Exception – If directory upload fails

Return type:

List[str]

run_map(command, input_table, output_table, files, resources, env, output_schema=None, max_failed_jobs=1, docker_auth=None)[source]#

Run a map operation on YT cluster.

Submits a map operation that processes each row of the input table independently and writes results to the output table.
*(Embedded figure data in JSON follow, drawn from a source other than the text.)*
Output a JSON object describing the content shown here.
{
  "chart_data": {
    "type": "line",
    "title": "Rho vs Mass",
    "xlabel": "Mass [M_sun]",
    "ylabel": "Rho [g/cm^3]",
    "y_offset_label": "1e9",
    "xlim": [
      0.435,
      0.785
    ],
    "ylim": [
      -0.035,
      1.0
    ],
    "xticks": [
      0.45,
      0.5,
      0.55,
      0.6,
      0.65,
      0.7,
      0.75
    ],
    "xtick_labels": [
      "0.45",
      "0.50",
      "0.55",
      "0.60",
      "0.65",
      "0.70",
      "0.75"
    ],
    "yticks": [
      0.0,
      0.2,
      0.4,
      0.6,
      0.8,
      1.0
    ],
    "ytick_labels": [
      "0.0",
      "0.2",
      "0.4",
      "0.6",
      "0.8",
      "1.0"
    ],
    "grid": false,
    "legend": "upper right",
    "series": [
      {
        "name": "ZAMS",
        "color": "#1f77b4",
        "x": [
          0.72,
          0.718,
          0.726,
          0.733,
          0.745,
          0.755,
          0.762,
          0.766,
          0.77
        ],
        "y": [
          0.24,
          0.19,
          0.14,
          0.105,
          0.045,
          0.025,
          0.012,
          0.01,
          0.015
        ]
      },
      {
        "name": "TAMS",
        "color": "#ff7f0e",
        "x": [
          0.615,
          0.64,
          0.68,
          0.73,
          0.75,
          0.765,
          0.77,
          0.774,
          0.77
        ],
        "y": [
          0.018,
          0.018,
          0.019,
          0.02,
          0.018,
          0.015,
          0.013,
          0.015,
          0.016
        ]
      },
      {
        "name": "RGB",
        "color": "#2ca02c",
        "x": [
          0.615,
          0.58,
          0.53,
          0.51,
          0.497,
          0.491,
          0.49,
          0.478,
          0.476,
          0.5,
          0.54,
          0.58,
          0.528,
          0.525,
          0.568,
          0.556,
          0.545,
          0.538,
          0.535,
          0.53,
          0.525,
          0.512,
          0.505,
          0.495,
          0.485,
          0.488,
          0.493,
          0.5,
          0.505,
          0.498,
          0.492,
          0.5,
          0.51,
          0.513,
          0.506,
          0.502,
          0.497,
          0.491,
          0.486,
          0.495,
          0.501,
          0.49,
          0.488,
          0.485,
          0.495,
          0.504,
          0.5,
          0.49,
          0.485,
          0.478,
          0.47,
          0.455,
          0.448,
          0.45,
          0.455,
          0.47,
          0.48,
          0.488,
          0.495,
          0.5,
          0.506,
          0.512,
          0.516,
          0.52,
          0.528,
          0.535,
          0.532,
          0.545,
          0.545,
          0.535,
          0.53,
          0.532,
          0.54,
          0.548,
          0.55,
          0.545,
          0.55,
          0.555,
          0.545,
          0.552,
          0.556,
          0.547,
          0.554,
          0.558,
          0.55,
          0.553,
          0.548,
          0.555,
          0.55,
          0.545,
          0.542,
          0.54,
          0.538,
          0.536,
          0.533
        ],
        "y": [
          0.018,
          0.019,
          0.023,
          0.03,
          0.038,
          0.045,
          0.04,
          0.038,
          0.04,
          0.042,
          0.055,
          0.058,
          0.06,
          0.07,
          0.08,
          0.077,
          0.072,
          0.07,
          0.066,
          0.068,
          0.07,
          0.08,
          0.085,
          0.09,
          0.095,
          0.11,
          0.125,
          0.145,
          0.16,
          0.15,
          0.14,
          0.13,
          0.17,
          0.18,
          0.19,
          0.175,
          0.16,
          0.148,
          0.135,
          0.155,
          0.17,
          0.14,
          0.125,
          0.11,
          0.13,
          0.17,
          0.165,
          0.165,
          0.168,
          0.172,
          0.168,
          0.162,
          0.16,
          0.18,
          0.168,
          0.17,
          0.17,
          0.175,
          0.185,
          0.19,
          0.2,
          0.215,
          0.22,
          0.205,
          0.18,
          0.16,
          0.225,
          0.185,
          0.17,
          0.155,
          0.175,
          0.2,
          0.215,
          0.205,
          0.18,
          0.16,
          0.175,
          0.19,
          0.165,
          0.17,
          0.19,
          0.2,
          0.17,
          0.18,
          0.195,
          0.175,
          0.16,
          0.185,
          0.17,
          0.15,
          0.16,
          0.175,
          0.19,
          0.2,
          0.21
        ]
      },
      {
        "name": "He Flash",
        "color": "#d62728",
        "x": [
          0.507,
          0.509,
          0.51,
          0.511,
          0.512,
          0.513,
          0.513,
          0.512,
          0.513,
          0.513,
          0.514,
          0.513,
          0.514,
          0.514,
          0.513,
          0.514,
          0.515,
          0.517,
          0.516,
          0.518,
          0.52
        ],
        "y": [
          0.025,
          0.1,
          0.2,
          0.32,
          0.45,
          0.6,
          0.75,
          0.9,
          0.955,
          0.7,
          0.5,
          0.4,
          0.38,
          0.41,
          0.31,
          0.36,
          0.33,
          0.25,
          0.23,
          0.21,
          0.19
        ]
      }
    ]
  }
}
The operation runs on the YT cluster with the specified resources and dependencies.

Parameters:
  • command (str) – Command to execute (typically bash command with script path).
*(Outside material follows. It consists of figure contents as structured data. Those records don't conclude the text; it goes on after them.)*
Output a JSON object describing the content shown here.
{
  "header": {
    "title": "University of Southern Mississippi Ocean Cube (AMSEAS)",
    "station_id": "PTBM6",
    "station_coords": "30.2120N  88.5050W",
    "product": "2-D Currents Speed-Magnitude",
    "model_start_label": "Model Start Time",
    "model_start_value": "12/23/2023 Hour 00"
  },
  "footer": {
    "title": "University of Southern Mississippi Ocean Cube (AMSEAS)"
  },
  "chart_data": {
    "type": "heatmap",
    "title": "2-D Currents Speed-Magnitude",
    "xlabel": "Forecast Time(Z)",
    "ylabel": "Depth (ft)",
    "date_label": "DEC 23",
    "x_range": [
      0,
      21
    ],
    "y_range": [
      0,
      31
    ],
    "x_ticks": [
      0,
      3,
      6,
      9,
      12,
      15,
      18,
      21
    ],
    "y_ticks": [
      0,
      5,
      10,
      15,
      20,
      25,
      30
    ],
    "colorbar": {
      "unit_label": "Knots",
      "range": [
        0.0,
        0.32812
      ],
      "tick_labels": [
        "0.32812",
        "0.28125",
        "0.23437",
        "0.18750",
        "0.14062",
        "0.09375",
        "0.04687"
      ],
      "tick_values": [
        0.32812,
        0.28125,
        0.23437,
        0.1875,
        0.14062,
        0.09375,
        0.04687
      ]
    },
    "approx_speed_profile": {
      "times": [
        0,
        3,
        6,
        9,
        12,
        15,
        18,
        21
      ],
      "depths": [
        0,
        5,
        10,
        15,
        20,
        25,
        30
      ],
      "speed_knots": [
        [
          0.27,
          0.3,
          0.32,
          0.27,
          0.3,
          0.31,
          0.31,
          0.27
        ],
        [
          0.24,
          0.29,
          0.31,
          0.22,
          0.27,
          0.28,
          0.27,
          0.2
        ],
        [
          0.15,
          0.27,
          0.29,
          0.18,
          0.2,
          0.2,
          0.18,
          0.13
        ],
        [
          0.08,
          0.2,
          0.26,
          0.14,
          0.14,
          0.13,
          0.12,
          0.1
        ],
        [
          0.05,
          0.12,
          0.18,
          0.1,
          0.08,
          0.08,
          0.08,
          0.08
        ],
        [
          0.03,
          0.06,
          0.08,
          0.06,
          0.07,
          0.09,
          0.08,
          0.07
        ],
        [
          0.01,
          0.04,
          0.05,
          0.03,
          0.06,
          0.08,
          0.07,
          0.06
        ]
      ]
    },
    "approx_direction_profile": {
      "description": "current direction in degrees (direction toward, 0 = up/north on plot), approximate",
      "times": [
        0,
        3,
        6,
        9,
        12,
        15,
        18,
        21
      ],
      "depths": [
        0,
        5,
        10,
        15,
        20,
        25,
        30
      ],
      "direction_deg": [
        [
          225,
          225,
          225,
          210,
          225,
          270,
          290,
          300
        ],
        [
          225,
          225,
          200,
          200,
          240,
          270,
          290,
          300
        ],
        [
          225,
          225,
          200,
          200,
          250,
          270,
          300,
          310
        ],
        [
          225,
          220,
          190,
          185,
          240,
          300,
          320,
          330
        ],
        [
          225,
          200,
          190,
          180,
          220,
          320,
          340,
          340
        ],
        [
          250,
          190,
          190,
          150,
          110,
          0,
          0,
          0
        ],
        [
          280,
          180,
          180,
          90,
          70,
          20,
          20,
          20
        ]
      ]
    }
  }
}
  • input_table (str) – Input YT table path.

  • output_table (str) – Output YT table path.

  • files (List[Tuple[str, str]]) – List of (yt_path, local_path) tuples for dependencies.

  • resources (OperationResources) – Operation resource configuration (memory, CPU, GPU, etc.).

  • env (Dict[str, str]) – Environment variables dictionary.

  • output_schema (TableSchema | None) – Optional output table schema for typed output.

  • max_failed_jobs (int) – Maximum failed jobs allowed before operation fails.

  • docker_auth (Dict[str, str] | None) – Optional Docker authentication for private registries.

Returns:

YT operation object that can be monitored and waited on.

Return type:

Operation

Raises:

Exception – If operation submission fails.

run_vanilla(command, files, env, task_name, resources, docker_auth=None, max_failed_jobs=1)[source]#

Run a vanilla operation on YT cluster.

Submits a vanilla operation that runs a standalone job without input/output tables. The operation runs on the YT cluster with the specified resources and dependencies.

Parameters:
  • command (str) – Command to execute (typically bash command with script path).

  • files (List[Tuple[str, str]]) – List of (yt_path, local_path) tuples for dependencies.

  • env (Dict[str, str]) – Environment variables dictionary.

  • task_name (str) – Task name for the operation.

  • resources (OperationResources) – Operation resource configuration (memory, CPU, GPU, etc.).

  • docker_auth (Dict[str, str] | None) – Optional Docker authentication for private registries.

  • max_failed_jobs (int) – Maximum failed jobs allowed before operation fails.

Returns:

YT operation object that can be monitored and waited on.

Return type:

Operation

Raises:

Exception – If operation submission fails.